Le rêve de Dorothée : avoir des jumeaux
13 décembre 1983
Blonde, 1,58 m, 40 kg, 29 ans, minois de grande gamine, sourire malicieux, cheveux en baguettes : en l'espace de quelques années, Frédérique Hoschedé, alias Dorothée est devenue la madone des maternelles, ex-æquo avec Chantal Goya. Son terrain d'action préféré : la télévision. Un très bon indice d'écoute et côté chiffres un carton (4 millions de disques vendus !).
Normal alors qu'Antenne 2 lui ait demandé d'animer le super- show de la nuit de Noël, mis en scène par Robert Rea. Normal encore qu'elle y soit entourée du nec plus ultra-TV : Philippe Bouvard, Michel Drucker, Bernard Pivot, Patrick Simpson-Jones et... côté show-biz : Jane Birkin, Karen Cheryl, Carlos. Ne serait-ce que cela ? Non ! A partir de mercredi, Dorothée, égérie des moins de 10 ans, présente une comédie musicale sous un chapiteau de 3.000 places au Champ de Mars. Un spectacle patronné par Europe 1 et qui porte le nom d'un de ses tubes « Pour faire une chanson ». De quoi assurer son image de marque et arrondir son compte en banque.

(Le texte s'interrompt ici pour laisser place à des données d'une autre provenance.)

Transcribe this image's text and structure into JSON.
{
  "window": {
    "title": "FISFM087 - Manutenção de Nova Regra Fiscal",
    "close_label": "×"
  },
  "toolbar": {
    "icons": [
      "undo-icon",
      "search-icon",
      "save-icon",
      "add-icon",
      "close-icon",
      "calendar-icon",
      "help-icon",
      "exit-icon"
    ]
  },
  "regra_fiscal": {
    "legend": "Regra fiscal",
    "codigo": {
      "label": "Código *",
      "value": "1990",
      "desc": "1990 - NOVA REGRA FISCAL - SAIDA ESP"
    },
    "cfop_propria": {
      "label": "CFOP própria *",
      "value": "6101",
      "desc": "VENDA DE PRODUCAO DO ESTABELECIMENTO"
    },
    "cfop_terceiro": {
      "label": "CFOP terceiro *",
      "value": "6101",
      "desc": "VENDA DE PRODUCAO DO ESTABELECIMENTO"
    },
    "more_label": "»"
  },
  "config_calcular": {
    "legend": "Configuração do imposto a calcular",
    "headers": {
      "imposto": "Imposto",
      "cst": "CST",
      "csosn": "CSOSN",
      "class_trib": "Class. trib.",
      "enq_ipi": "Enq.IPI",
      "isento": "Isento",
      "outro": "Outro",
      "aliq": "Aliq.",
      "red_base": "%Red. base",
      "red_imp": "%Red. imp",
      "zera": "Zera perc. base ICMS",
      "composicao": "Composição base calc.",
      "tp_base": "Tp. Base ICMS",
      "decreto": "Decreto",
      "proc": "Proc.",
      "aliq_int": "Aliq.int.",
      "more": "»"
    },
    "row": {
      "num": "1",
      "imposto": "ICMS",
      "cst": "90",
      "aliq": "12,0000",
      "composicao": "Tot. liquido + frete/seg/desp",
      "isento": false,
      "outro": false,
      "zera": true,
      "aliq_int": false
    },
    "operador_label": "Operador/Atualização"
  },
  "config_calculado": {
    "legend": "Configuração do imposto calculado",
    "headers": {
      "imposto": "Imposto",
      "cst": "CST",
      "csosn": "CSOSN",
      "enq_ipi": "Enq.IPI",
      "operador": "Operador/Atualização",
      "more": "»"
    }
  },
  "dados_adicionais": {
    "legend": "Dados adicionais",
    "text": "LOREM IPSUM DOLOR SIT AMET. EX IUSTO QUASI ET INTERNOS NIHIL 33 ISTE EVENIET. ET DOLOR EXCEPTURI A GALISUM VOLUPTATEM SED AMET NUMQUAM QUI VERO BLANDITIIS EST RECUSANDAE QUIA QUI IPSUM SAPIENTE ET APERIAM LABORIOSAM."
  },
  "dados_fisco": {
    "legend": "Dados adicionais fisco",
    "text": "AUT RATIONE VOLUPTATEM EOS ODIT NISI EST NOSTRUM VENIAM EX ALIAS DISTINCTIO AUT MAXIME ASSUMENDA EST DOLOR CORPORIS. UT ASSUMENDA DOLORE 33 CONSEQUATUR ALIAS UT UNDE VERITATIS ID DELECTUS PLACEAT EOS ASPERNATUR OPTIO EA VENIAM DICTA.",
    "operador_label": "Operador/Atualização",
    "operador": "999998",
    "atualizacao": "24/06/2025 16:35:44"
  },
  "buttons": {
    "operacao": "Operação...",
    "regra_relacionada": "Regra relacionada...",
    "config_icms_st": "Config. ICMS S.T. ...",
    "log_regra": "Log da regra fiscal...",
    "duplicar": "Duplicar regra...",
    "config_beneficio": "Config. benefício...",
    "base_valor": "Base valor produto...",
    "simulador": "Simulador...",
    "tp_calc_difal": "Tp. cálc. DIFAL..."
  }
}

« Heureuse ! s'exclame-t-elle en riant. Si je devais uniquement me contenter de ce que m'offre Antenne 2... : 2.000 F par émission ! » Et d'ajouter taquine : « De toute façon, mon argent, je n'ai pas le temps de le dépenser, il passe essentiellement dans les voyages et les sacs à mains. J'en possède une centaine, une folie, n'est-ce pas ? »
Dix kilos de plus
Dorothée, enfant gâtée ? Pas du tout. Pas son genre et puis quand on s'est battue pendant des années pour arriver, on a bien le droit de s'offrir quelques folies. Pour l'anonyme Frédérique Hoschedé, tout a commencé sur les bancs du lycée, où en classe de terminale, elle participe « pour du beurre » dit-elle, aux représentations théâtrales de fin d'année. Le temps passe. Frédérique prépare une licence d'anglais à l'université de Censier. Un matin de 1979 le téléphone sonne. Au bout du fil, Jacqueline Joubert lui propose d'animer les premiers « mercredis de la Jeunesse » sur TF 1: quatre heures d'émission hebdomadaires au cours desquelles elle a pour partenaire une marionnette. « J'avais un trac fou, avoue-t-elle, dix ans de moins, dix kilos en plus. Mon premier contact avec les enfants. Entre eux et moi, ça a tout de suite marché. Je crois qu'ils ont senti que j'étais sincère avec eux. »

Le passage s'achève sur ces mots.